For the first time, the wealthy elite must also endure the pain of underfunded hospitals that has traditionally been reserved for the poor. Private hospitals demand $3,000 for treatment – if you can get into one – and deaths continue to spike.

“President Emmerson Mnangagwa, his ministers and their cronies are marooned locally, they can’t go to South Africa, Singapore and China, but they have destroyed hospitals, [and are] now facing the consequences,” says Biti. “They should have invested in health, but they didn’t, hence people are dying.”
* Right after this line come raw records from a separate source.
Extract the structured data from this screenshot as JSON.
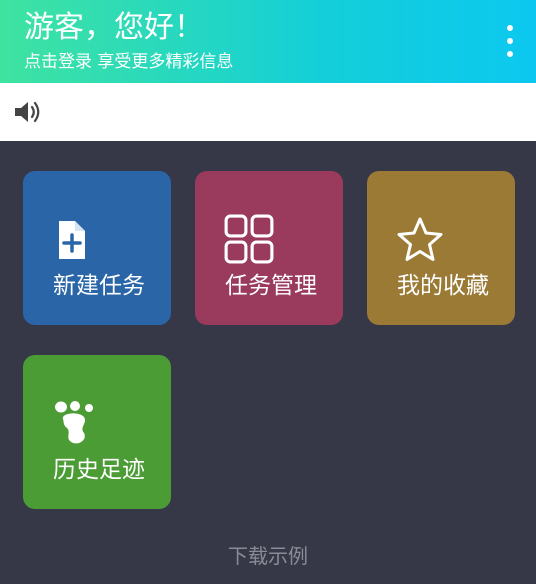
{
  "header": {
    "greeting": "游客，您好！",
    "subtitle": "点击登录 享受更多精彩信息",
    "menu_icon": "more-vertical-icon"
  },
  "notice": {
    "icon": "speaker-icon",
    "text": ""
  },
  "tiles": [
    {
      "label": "新建任务",
      "icon": "new-document-icon",
      "color": "#2a65a8"
    },
    {
      "label": "任务管理",
      "icon": "grid-icon",
      "color": "#9a3b5e"
    },
    {
      "label": "我的收藏",
      "icon": "star-icon",
      "color": "#9b7a36"
    },
    {
      "label": "历史足迹",
      "icon": "footprint-icon",
      "color": "#4b9c35"
    }
  ],
  "footer": {
    "download_label": "下载示例"
  },
  "colors": {
    "header_gradient_start": "#3fe3a0",
    "header_gradient_end": "#0cc8f0",
    "background": "#373847"
  }
}
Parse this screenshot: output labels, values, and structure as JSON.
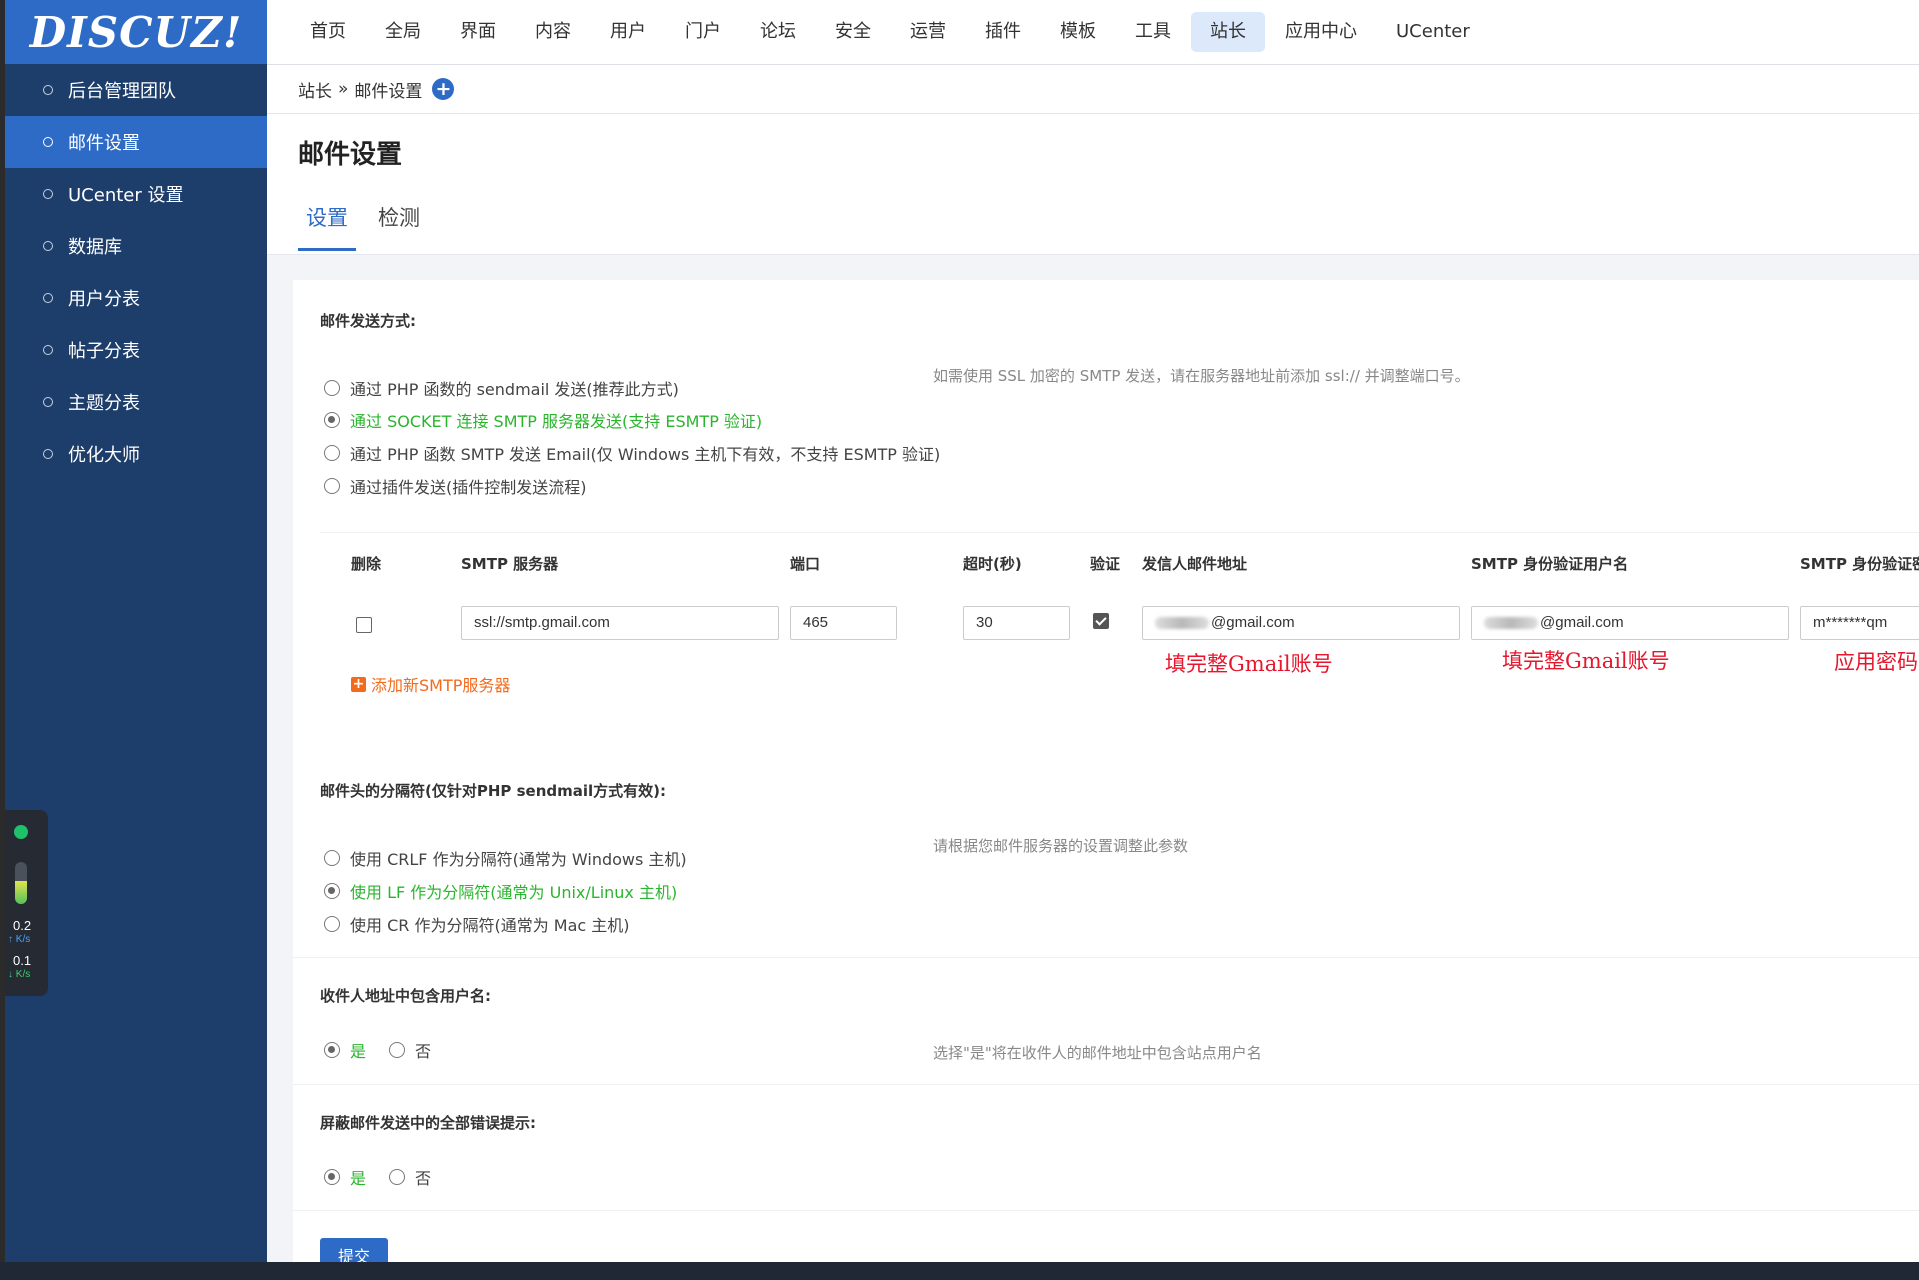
{
  "logo": "DISCUZ!",
  "topnav": [
    "首页",
    "全局",
    "界面",
    "内容",
    "用户",
    "门户",
    "论坛",
    "安全",
    "运营",
    "插件",
    "模板",
    "工具",
    "站长",
    "应用中心",
    "UCenter"
  ],
  "sidebar": [
    "后台管理团队",
    "邮件设置",
    "UCenter 设置",
    "数据库",
    "用户分表",
    "帖子分表",
    "主题分表",
    "优化大师"
  ],
  "speed": {
    "up_value": "0.2",
    "up_unit": "↑ K/s",
    "down_value": "0.1",
    "down_unit": "↓ K/s",
    "level": 0.55
  },
  "breadcrumb": {
    "parent": "站长",
    "sep": "»",
    "current": "邮件设置"
  },
  "page_title": "邮件设置",
  "tabs": [
    "设置",
    "检测"
  ],
  "send_method": {
    "label": "邮件发送方式:",
    "hint": "如需使用 SSL 加密的 SMTP 发送，请在服务器地址前添加 ssl:// 并调整端口号。",
    "options": [
      "通过 PHP 函数的 sendmail 发送(推荐此方式)",
      "通过 SOCKET 连接 SMTP 服务器发送(支持 ESMTP 验证)",
      "通过 PHP 函数 SMTP 发送 Email(仅 Windows 主机下有效，不支持 ESMTP 验证)",
      "通过插件发送(插件控制发送流程)"
    ]
  },
  "smtp_table": {
    "headers": {
      "delete": "删除",
      "server": "SMTP 服务器",
      "port": "端口",
      "timeout": "超时(秒)",
      "auth": "验证",
      "from": "发信人邮件地址",
      "username": "SMTP 身份验证用户名",
      "password": "SMTP 身份验证密码"
    },
    "row": {
      "server": "ssl://smtp.gmail.com",
      "port": "465",
      "timeout": "30",
      "from": "@gmail.com",
      "username": "@gmail.com",
      "password": "m*******qm"
    },
    "add_link": "添加新SMTP服务器",
    "notes": {
      "from": "填完整Gmail账号",
      "username": "填完整Gmail账号",
      "password": "应用密码"
    }
  },
  "separator": {
    "label": "邮件头的分隔符(仅针对PHP sendmail方式有效):",
    "hint": "请根据您邮件服务器的设置调整此参数",
    "options": [
      "使用 CRLF 作为分隔符(通常为 Windows 主机)",
      "使用 LF 作为分隔符(通常为 Unix/Linux 主机)",
      "使用 CR 作为分隔符(通常为 Mac 主机)"
    ]
  },
  "include_username": {
    "label": "收件人地址中包含用户名:",
    "yes": "是",
    "no": "否",
    "hint": "选择\"是\"将在收件人的邮件地址中包含站点用户名"
  },
  "mute_errors": {
    "label": "屏蔽邮件发送中的全部错误提示:",
    "yes": "是",
    "no": "否"
  },
  "submit": "提交",
  "colors": {
    "brand": "#2e6bc6",
    "sidebar": "#1d3d6b",
    "selected": "#2bb52e",
    "note": "#e6162d",
    "link": "#f26b1d"
  }
}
In 2008, 65 percent of healthcare services were provided by the public sector. This was a time when the healthcare infrastructure was deteriorating and qualified health personnel were leaving the country citing poor remuneration. For every 10,000 people in Zimbabwe, there were 1.6 physicians and 7.2 nurses, according to a 2010 Zimbabwe Ministry of Health and Child Welfare, Human Resources information sheet.

Three years later, Zimbabwe had 2.6 doctors for every 10,000 patients. By contrast, for every 10,000 people in South Africa, there were 40.7 doctors in 2018. This has translated into an inefficient response to the coronavirus pandemic in Zimbabwe.

“I am not satisfied with the way the coronavirus has been handled because our testing levels have been low, hospitals are not equipped to manage COVID patients and people are unable to get proper and advanced medical treatment,” says Dr Mthabisi Bhebhe, a government medical officer at Plumtree District Hospital.

Plumtree town is at the southwestern tip of Zimbabwe, near the Botswana border, 110km from Bulawayo. The hospital caters for poor, rural people in Matabeleland South Province. The decaying healthcare facilities are similar to most hospitals in Zimbabwe.

“The current health system in Zimbabwe is in crisis. COVID-19 has made obvious all the shortfall in the system, poor funding, corruption, shortage of health workers and lack of adequate vital medicines, poor referral system and dilapidated health infrastructure,” says Dr Bhebhe.

“The current situation is that cases [of COVID] continue to increase, isolation centres are full, health workers have no adequate personal protective equipment (PPE) and are poorly paid. SARS-COV2 testing capacity is unacceptably low and people are scrambling for hospital beds and oxygen. The ordinary man in Zimbabwe is generally unable to enjoy their constitutional right to access healthcare.”